Our post-modern intelligence fears and suppresses the intrusions of soul on its political intrigues, money games and divisive delusions of separateness. The soul has a much more expansive agenda. It sings of our inter-connectedness with the cosmos, fostering our love, forgiveness and potential for beauty, truth, goodness. Our spiritual nature is our only source of meaning and value in life.

It’s a shame that “soulphobia” is so rampant in our desacralized cultural media and that my attempts at birthing a post-denominational spiritual art are interpreted so scornfully. Every sacred art has relied on visionary access to what William Blake referred to as the Divine Imagination.


It all comes down to vision.

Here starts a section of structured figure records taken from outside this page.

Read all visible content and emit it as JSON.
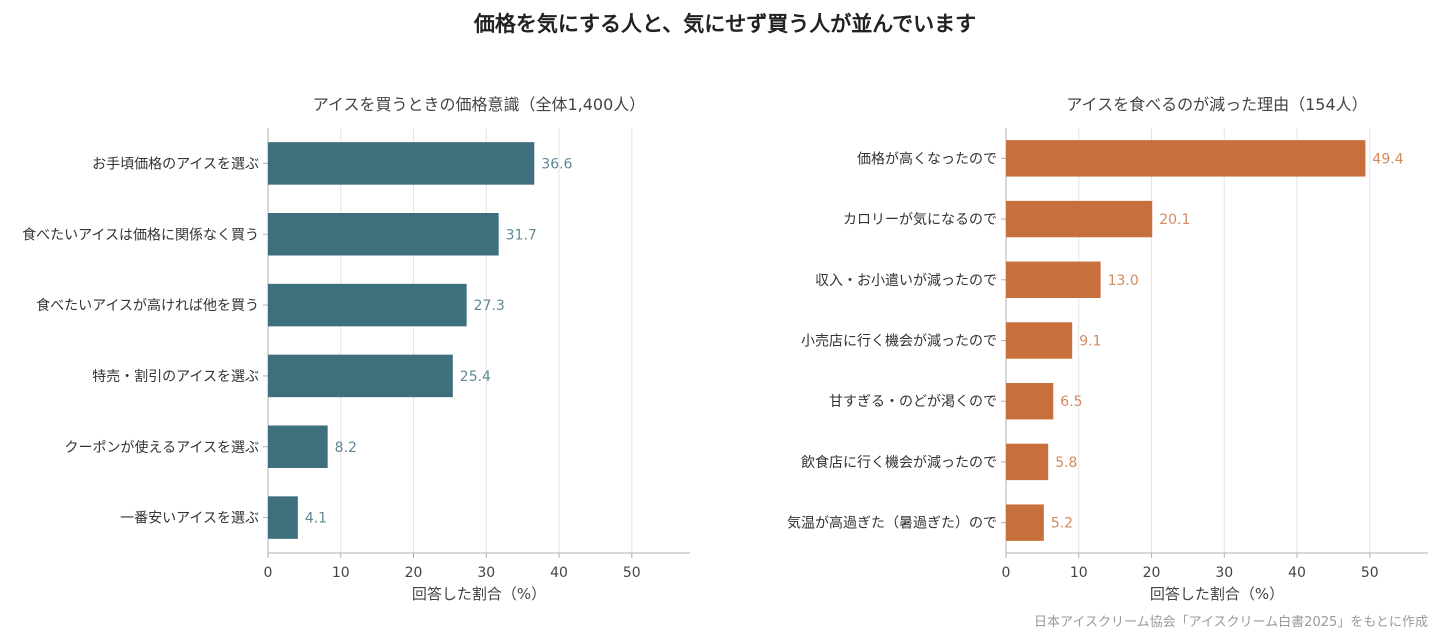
{
  "title": "価格を気にする人と、気にせず買う人が並んでいます",
  "source": "日本アイスクリーム協会「アイスクリーム白書2025」をもとに作成",
  "chart_data": [
    {
      "type": "bar",
      "orientation": "horizontal",
      "title": "アイスを買うときの価格意識（全体1,400人）",
      "xlabel": "回答した割合（%）",
      "ylabel": "",
      "xlim": [
        0,
        58
      ],
      "xticks": [
        0,
        10,
        20,
        30,
        40,
        50
      ],
      "grid": "vertical",
      "color": "#3e6f7d",
      "categories": [
        "お手頃価格のアイスを選ぶ",
        "食べたいアイスは価格に関係なく買う",
        "食べたいアイスが高ければ他を買う",
        "特売・割引のアイスを選ぶ",
        "クーポンが使えるアイスを選ぶ",
        "一番安いアイスを選ぶ"
      ],
      "values": [
        36.6,
        31.7,
        27.3,
        25.4,
        8.2,
        4.1
      ],
      "value_labels": [
        "36.6",
        "31.7",
        "27.3",
        "25.4",
        "8.2",
        "4.1"
      ]
    },
    {
      "type": "bar",
      "orientation": "horizontal",
      "title": "アイスを食べるのが減った理由（154人）",
      "xlabel": "回答した割合（%）",
      "ylabel": "",
      "xlim": [
        0,
        58
      ],
      "xticks": [
        0,
        10,
        20,
        30,
        40,
        50
      ],
      "grid": "vertical",
      "color": "#c8703b",
      "categories": [
        "価格が高くなったので",
        "カロリーが気になるので",
        "収入・お小遣いが減ったので",
        "小売店に行く機会が減ったので",
        "甘すぎる・のどが渇くので",
        "飲食店に行く機会が減ったので",
        "気温が高過ぎた（暑過ぎた）ので"
      ],
      "values": [
        49.4,
        20.1,
        13.0,
        9.1,
        6.5,
        5.8,
        5.2
      ],
      "value_labels": [
        "49.4",
        "20.1",
        "13.0",
        "9.1",
        "6.5",
        "5.8",
        "5.2"
      ]
    }
  ]
}
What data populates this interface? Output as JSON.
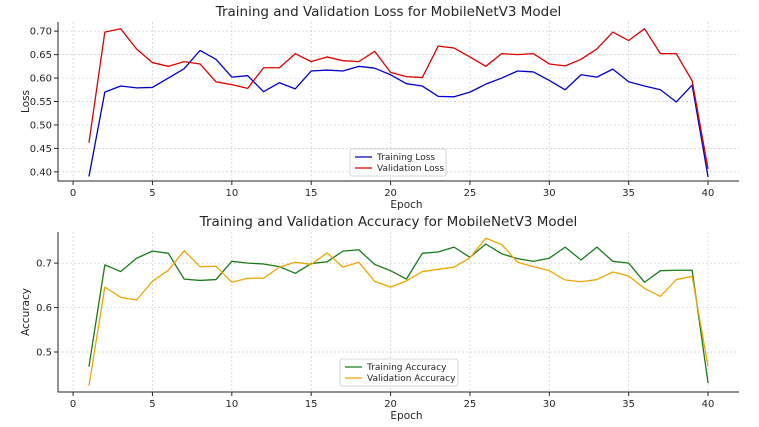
{
  "chart_data": [
    {
      "type": "line",
      "title": "Training and Validation Loss for MobileNetV3 Model",
      "xlabel": "Epoch",
      "ylabel": "Loss",
      "xlim": [
        -0.95,
        41.95
      ],
      "ylim": [
        0.3805,
        0.7195
      ],
      "xticks": [
        0,
        5,
        10,
        15,
        20,
        25,
        30,
        35,
        40
      ],
      "yticks": [
        0.4,
        0.45,
        0.5,
        0.55,
        0.6,
        0.65,
        0.7
      ],
      "ytick_labels": [
        "0.40",
        "0.45",
        "0.50",
        "0.55",
        "0.60",
        "0.65",
        "0.70"
      ],
      "grid": true,
      "legend": "bottom-center",
      "x": [
        1,
        2,
        3,
        4,
        5,
        6,
        7,
        8,
        9,
        10,
        11,
        12,
        13,
        14,
        15,
        16,
        17,
        18,
        19,
        20,
        21,
        22,
        23,
        24,
        25,
        26,
        27,
        28,
        29,
        30,
        31,
        32,
        33,
        34,
        35,
        36,
        37,
        38,
        39,
        40
      ],
      "series": [
        {
          "name": "Training Loss",
          "color": "#0000cc",
          "values": [
            0.39,
            0.57,
            0.583,
            0.579,
            0.58,
            0.6,
            0.62,
            0.659,
            0.64,
            0.602,
            0.605,
            0.571,
            0.59,
            0.577,
            0.615,
            0.617,
            0.615,
            0.625,
            0.621,
            0.607,
            0.588,
            0.583,
            0.561,
            0.56,
            0.57,
            0.587,
            0.6,
            0.615,
            0.613,
            0.595,
            0.575,
            0.607,
            0.602,
            0.619,
            0.592,
            0.583,
            0.575,
            0.549,
            0.585,
            0.389
          ]
        },
        {
          "name": "Validation Loss",
          "color": "#dd0000",
          "values": [
            0.462,
            0.698,
            0.705,
            0.662,
            0.633,
            0.625,
            0.635,
            0.63,
            0.592,
            0.586,
            0.578,
            0.622,
            0.622,
            0.652,
            0.635,
            0.645,
            0.637,
            0.635,
            0.657,
            0.612,
            0.603,
            0.601,
            0.668,
            0.664,
            0.645,
            0.625,
            0.652,
            0.65,
            0.652,
            0.63,
            0.626,
            0.64,
            0.662,
            0.698,
            0.68,
            0.705,
            0.652,
            0.652,
            0.594,
            0.406
          ]
        }
      ]
    },
    {
      "type": "line",
      "title": "Training and Validation Accuracy for MobileNetV3 Model",
      "xlabel": "Epoch",
      "ylabel": "Accuracy",
      "xlim": [
        -0.95,
        41.95
      ],
      "ylim": [
        0.41,
        0.77
      ],
      "xticks": [
        0,
        5,
        10,
        15,
        20,
        25,
        30,
        35,
        40
      ],
      "yticks": [
        0.5,
        0.6,
        0.7
      ],
      "ytick_labels": [
        "0.5",
        "0.6",
        "0.7"
      ],
      "grid": true,
      "legend": "bottom-center",
      "x": [
        1,
        2,
        3,
        4,
        5,
        6,
        7,
        8,
        9,
        10,
        11,
        12,
        13,
        14,
        15,
        16,
        17,
        18,
        19,
        20,
        21,
        22,
        23,
        24,
        25,
        26,
        27,
        28,
        29,
        30,
        31,
        32,
        33,
        34,
        35,
        36,
        37,
        38,
        39,
        40
      ],
      "series": [
        {
          "name": "Training Accuracy",
          "color": "#1a7a1a",
          "values": [
            0.467,
            0.696,
            0.681,
            0.711,
            0.727,
            0.722,
            0.664,
            0.661,
            0.663,
            0.704,
            0.7,
            0.698,
            0.692,
            0.677,
            0.699,
            0.703,
            0.727,
            0.73,
            0.697,
            0.683,
            0.664,
            0.722,
            0.725,
            0.736,
            0.713,
            0.743,
            0.721,
            0.71,
            0.704,
            0.711,
            0.736,
            0.707,
            0.736,
            0.704,
            0.7,
            0.657,
            0.683,
            0.684,
            0.684,
            0.43
          ]
        },
        {
          "name": "Validation Accuracy",
          "color": "#f0a500",
          "values": [
            0.424,
            0.646,
            0.623,
            0.617,
            0.659,
            0.684,
            0.728,
            0.692,
            0.693,
            0.657,
            0.666,
            0.666,
            0.691,
            0.702,
            0.697,
            0.723,
            0.691,
            0.702,
            0.659,
            0.646,
            0.66,
            0.681,
            0.686,
            0.691,
            0.712,
            0.756,
            0.742,
            0.702,
            0.692,
            0.683,
            0.662,
            0.658,
            0.663,
            0.68,
            0.671,
            0.643,
            0.625,
            0.663,
            0.67,
            0.468
          ]
        }
      ]
    }
  ]
}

When you open the eyes of the soul, you begin to see the world in its sacred radiance and cultivate a reverence for each other and our wounded web of life. Daring to create healing and uplifting art that integrates body, mind and spirit is heroic and necessary in these dark, cynical days, not an “embarrassment” as Leah Ollman snidely suggests.


Brooklyn, N.Y.


I was disturbed by Leah Ollman’s review on more than one level. As a longtime fan of visionary art, I have the feeling Ollman was trained in reviewing the abstract. She obviously misses the point of visionary art, which is to show the artist’s vision. As a neo-pagan, I believe the world needs more visionary art that has nothing to do with the “big three” patriarchal religions and resent her use of New Age music and atmosphere as being something nasty and superficial.